One prolific collector, Charles F. Olney–who loved the College’s “ethos”–donated some 8,000 objects in 1903. Dudley and Elisabeth decided the College needed an appropriate venue to display these treasures.


While the Allen doesn’t have a huge collection (about 15,000 objects) compared to municipal museums, Derstine describes it as an “encyclopedic collection” that currently engages five curators: Asian, Modern and Contemporary; European and American (pre-1900); a curator of Education and of Academic Programs. The Education and Academic Programs curators insure the Allen plays a vital role in every student’s experience. Derstine notes, “Classes of all kinds visit.” When my husband asked if the Allen’s venerable Art Rental program still exists, Derstine assured us students may rent Lautrec, Picasso, Renoir and prints of other greats for $5 per work per semester to adorn their dorm rooms. Started in 1940 by Art History Professor Ellen Johnson, the program was premised on Johnson’s belief that “having good works of art in their rooms would have a health-giving effect on their thinking and feeling.” It’s still a big day on campus when Art Rental lines start forming.
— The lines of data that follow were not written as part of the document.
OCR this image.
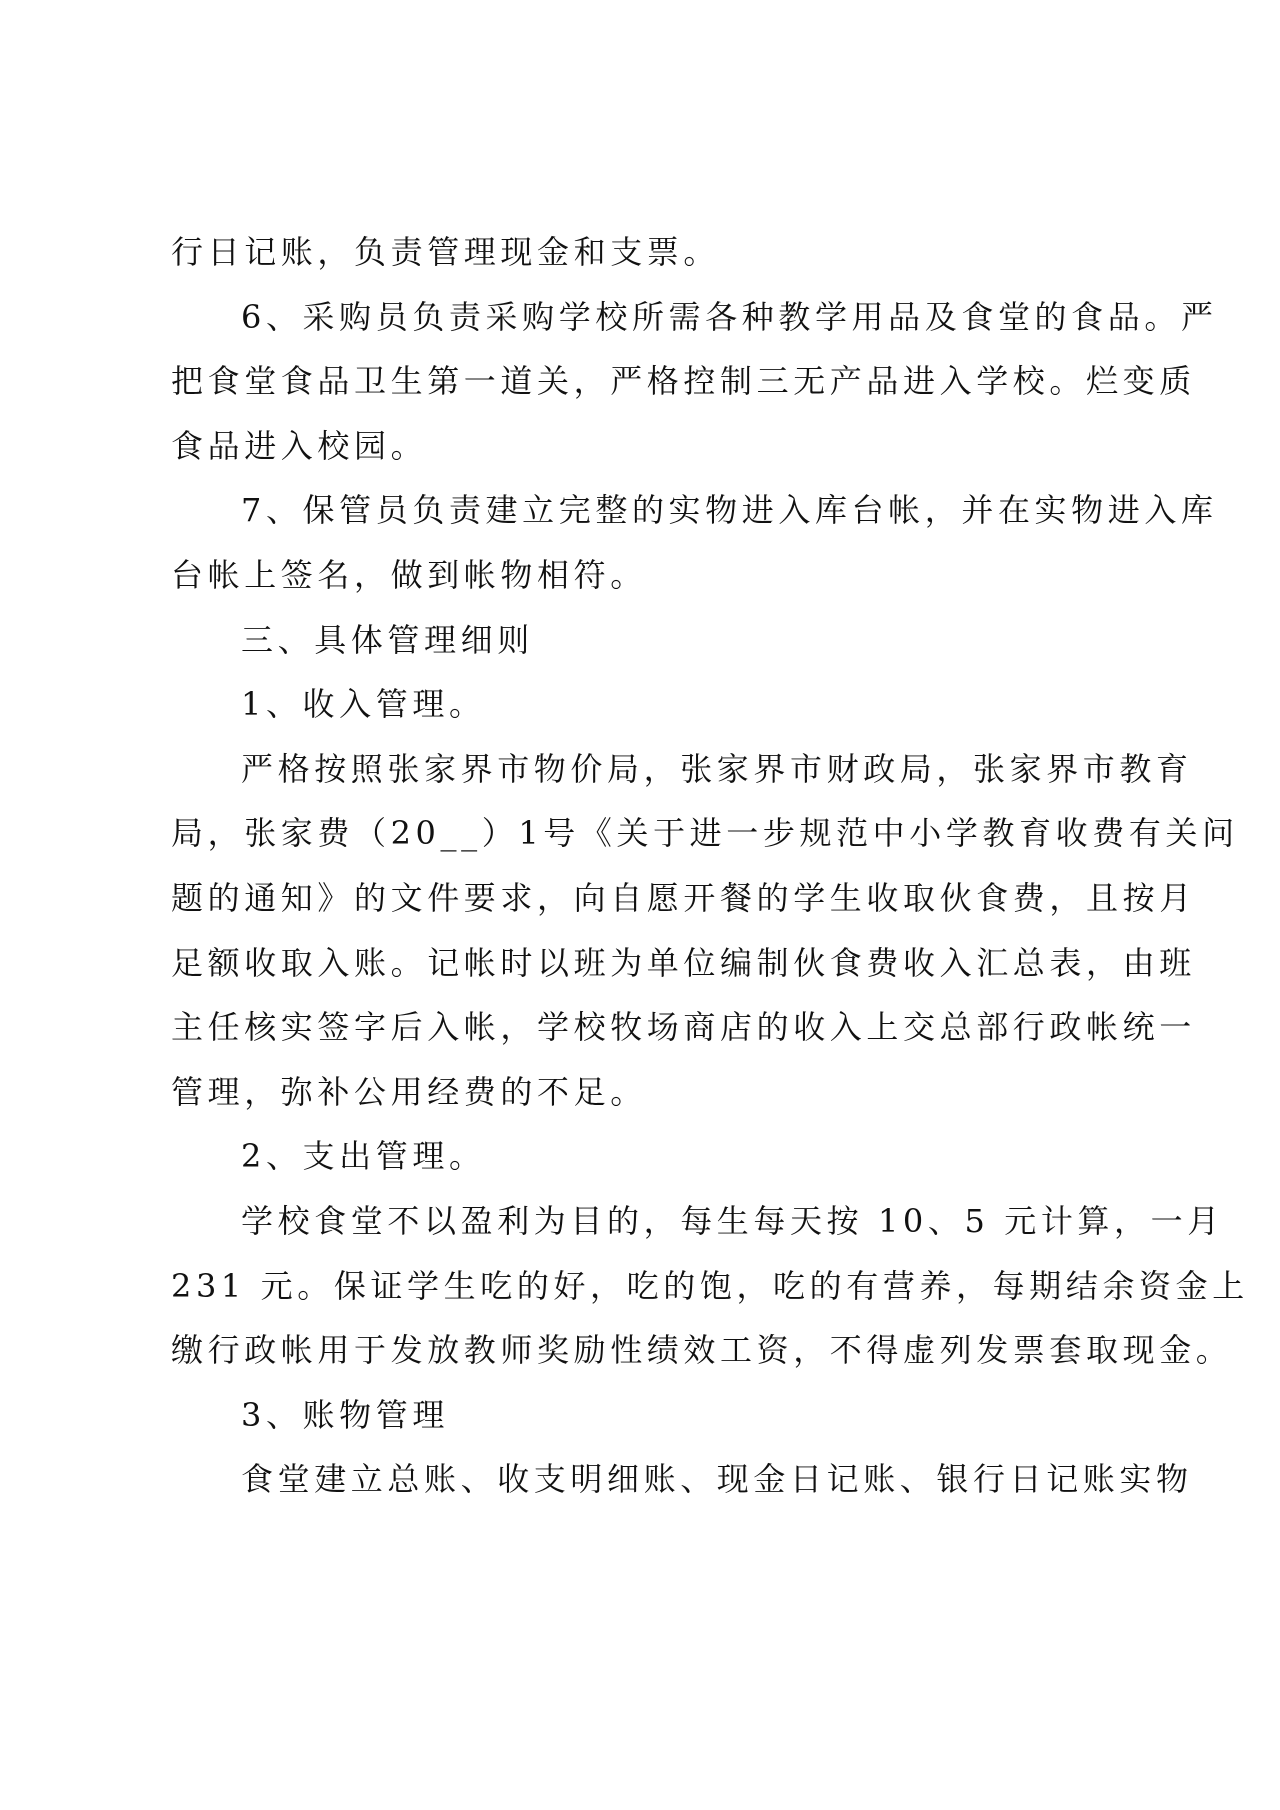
行日记账，负责管理现金和支票。
6、采购员负责采购学校所需各种教学用品及食堂的食品。严
把食堂食品卫生第一道关，严格控制三无产品进入学校。烂变质
食品进入校园。
7、保管员负责建立完整的实物进入库台帐，并在实物进入库
台帐上签名，做到帐物相符。
三、具体管理细则
1、收入管理。
严格按照张家界市物价局，张家界市财政局，张家界市教育
局，张家费（20__）1号《关于进一步规范中小学教育收费有关问
题的通知》的文件要求，向自愿开餐的学生收取伙食费，且按月
足额收取入账。记帐时以班为单位编制伙食费收入汇总表，由班
主任核实签字后入帐，学校牧场商店的收入上交总部行政帐统一
管理，弥补公用经费的不足。
2、支出管理。
学校食堂不以盈利为目的，每生每天按 10、5 元计算，一月
231 元。保证学生吃的好，吃的饱，吃的有营养，每期结余资金上
缴行政帐用于发放教师奖励性绩效工资，不得虚列发票套取现金。
3、账物管理
食堂建立总账、收支明细账、现金日记账、银行日记账实物
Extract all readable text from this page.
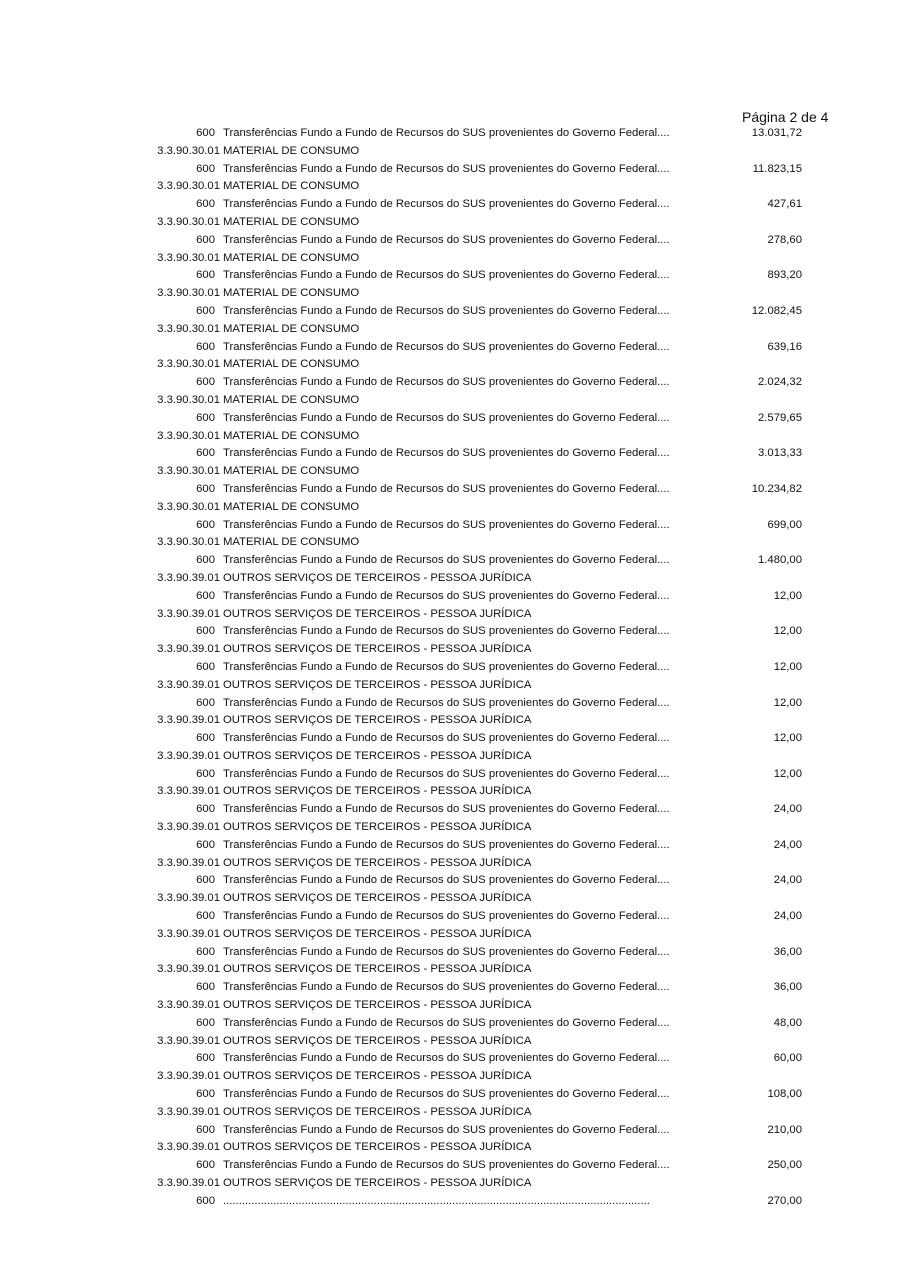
Página 2 de 4
600 Transferências Fundo a Fundo de Recursos do SUS provenientes do Governo Federal....	13.031,72
3.3.90.30.01 MATERIAL DE CONSUMO
600 Transferências Fundo a Fundo de Recursos do SUS provenientes do Governo Federal....	11.823,15
3.3.90.30.01 MATERIAL DE CONSUMO
600 Transferências Fundo a Fundo de Recursos do SUS provenientes do Governo Federal....	427,61
3.3.90.30.01 MATERIAL DE CONSUMO
600 Transferências Fundo a Fundo de Recursos do SUS provenientes do Governo Federal....	278,60
3.3.90.30.01 MATERIAL DE CONSUMO
600 Transferências Fundo a Fundo de Recursos do SUS provenientes do Governo Federal....	893,20
3.3.90.30.01 MATERIAL DE CONSUMO
600 Transferências Fundo a Fundo de Recursos do SUS provenientes do Governo Federal....	12.082,45
3.3.90.30.01 MATERIAL DE CONSUMO
600 Transferências Fundo a Fundo de Recursos do SUS provenientes do Governo Federal....	639,16
3.3.90.30.01 MATERIAL DE CONSUMO
600 Transferências Fundo a Fundo de Recursos do SUS provenientes do Governo Federal....	2.024,32
3.3.90.30.01 MATERIAL DE CONSUMO
600 Transferências Fundo a Fundo de Recursos do SUS provenientes do Governo Federal....	2.579,65
3.3.90.30.01 MATERIAL DE CONSUMO
600 Transferências Fundo a Fundo de Recursos do SUS provenientes do Governo Federal....	3.013,33
3.3.90.30.01 MATERIAL DE CONSUMO
600 Transferências Fundo a Fundo de Recursos do SUS provenientes do Governo Federal....	10.234,82
3.3.90.30.01 MATERIAL DE CONSUMO
600 Transferências Fundo a Fundo de Recursos do SUS provenientes do Governo Federal....	699,00
3.3.90.30.01 MATERIAL DE CONSUMO
600 Transferências Fundo a Fundo de Recursos do SUS provenientes do Governo Federal....	1.480,00
3.3.90.39.01 OUTROS SERVIÇOS DE TERCEIROS - PESSOA JURÍDICA
600 Transferências Fundo a Fundo de Recursos do SUS provenientes do Governo Federal....	12,00
3.3.90.39.01 OUTROS SERVIÇOS DE TERCEIROS - PESSOA JURÍDICA
600 Transferências Fundo a Fundo de Recursos do SUS provenientes do Governo Federal....	12,00
3.3.90.39.01 OUTROS SERVIÇOS DE TERCEIROS - PESSOA JURÍDICA
600 Transferências Fundo a Fundo de Recursos do SUS provenientes do Governo Federal....	12,00
3.3.90.39.01 OUTROS SERVIÇOS DE TERCEIROS - PESSOA JURÍDICA
600 Transferências Fundo a Fundo de Recursos do SUS provenientes do Governo Federal....	12,00
3.3.90.39.01 OUTROS SERVIÇOS DE TERCEIROS - PESSOA JURÍDICA
600 Transferências Fundo a Fundo de Recursos do SUS provenientes do Governo Federal....	12,00
3.3.90.39.01 OUTROS SERVIÇOS DE TERCEIROS - PESSOA JURÍDICA
600 Transferências Fundo a Fundo de Recursos do SUS provenientes do Governo Federal....	12,00
3.3.90.39.01 OUTROS SERVIÇOS DE TERCEIROS - PESSOA JURÍDICA
600 Transferências Fundo a Fundo de Recursos do SUS provenientes do Governo Federal....	24,00
3.3.90.39.01 OUTROS SERVIÇOS DE TERCEIROS - PESSOA JURÍDICA
600 Transferências Fundo a Fundo de Recursos do SUS provenientes do Governo Federal....	24,00
3.3.90.39.01 OUTROS SERVIÇOS DE TERCEIROS - PESSOA JURÍDICA
600 Transferências Fundo a Fundo de Recursos do SUS provenientes do Governo Federal....	24,00
3.3.90.39.01 OUTROS SERVIÇOS DE TERCEIROS - PESSOA JURÍDICA
600 Transferências Fundo a Fundo de Recursos do SUS provenientes do Governo Federal....	24,00
3.3.90.39.01 OUTROS SERVIÇOS DE TERCEIROS - PESSOA JURÍDICA
600 Transferências Fundo a Fundo de Recursos do SUS provenientes do Governo Federal....	36,00
3.3.90.39.01 OUTROS SERVIÇOS DE TERCEIROS - PESSOA JURÍDICA
600 Transferências Fundo a Fundo de Recursos do SUS provenientes do Governo Federal....	36,00
3.3.90.39.01 OUTROS SERVIÇOS DE TERCEIROS - PESSOA JURÍDICA
600 Transferências Fundo a Fundo de Recursos do SUS provenientes do Governo Federal....	48,00
3.3.90.39.01 OUTROS SERVIÇOS DE TERCEIROS - PESSOA JURÍDICA
600 Transferências Fundo a Fundo de Recursos do SUS provenientes do Governo Federal....	60,00
3.3.90.39.01 OUTROS SERVIÇOS DE TERCEIROS - PESSOA JURÍDICA
600 Transferências Fundo a Fundo de Recursos do SUS provenientes do Governo Federal....	108,00
3.3.90.39.01 OUTROS SERVIÇOS DE TERCEIROS - PESSOA JURÍDICA
600 Transferências Fundo a Fundo de Recursos do SUS provenientes do Governo Federal....	210,00
3.3.90.39.01 OUTROS SERVIÇOS DE TERCEIROS - PESSOA JURÍDICA
600 Transferências Fundo a Fundo de Recursos do SUS provenientes do Governo Federal....	250,00
3.3.90.39.01 OUTROS SERVIÇOS DE TERCEIROS - PESSOA JURÍDICA
600 ........................................................................................................................................	270,00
Students have their favorite eateries and we inquired about a few. Ultimately, however, the lure of the 1833 Restaurant’s grilled peaches with burrata drizzled with an exquisite wine reduction sauce proved irresistible. Earlier, we’d met locally grown Chef Jim Barnhart, who worked in Florida, California and Spain after graduating from Lorain County Joint Vocational School’s culinary program. He advised us, “Don’t miss the grilled peaches.” As ecstatic moans rose from our table, Chef Jim said the key is perfect peaches from Grobe Fruit Farm in nearby Elyria. We didn’t have time to tour Oberlin’s Frank Lloyd Wright-designed Usonian home (also managed by the Allen), but we peeked in the windows before driving to Grobe’s farmstand to stock up on these giant juicy spheres.


So don’t wait until your teenagers are considering Oberlin College: Make it a weekend in one of America’s most interesting and sustainable destinations.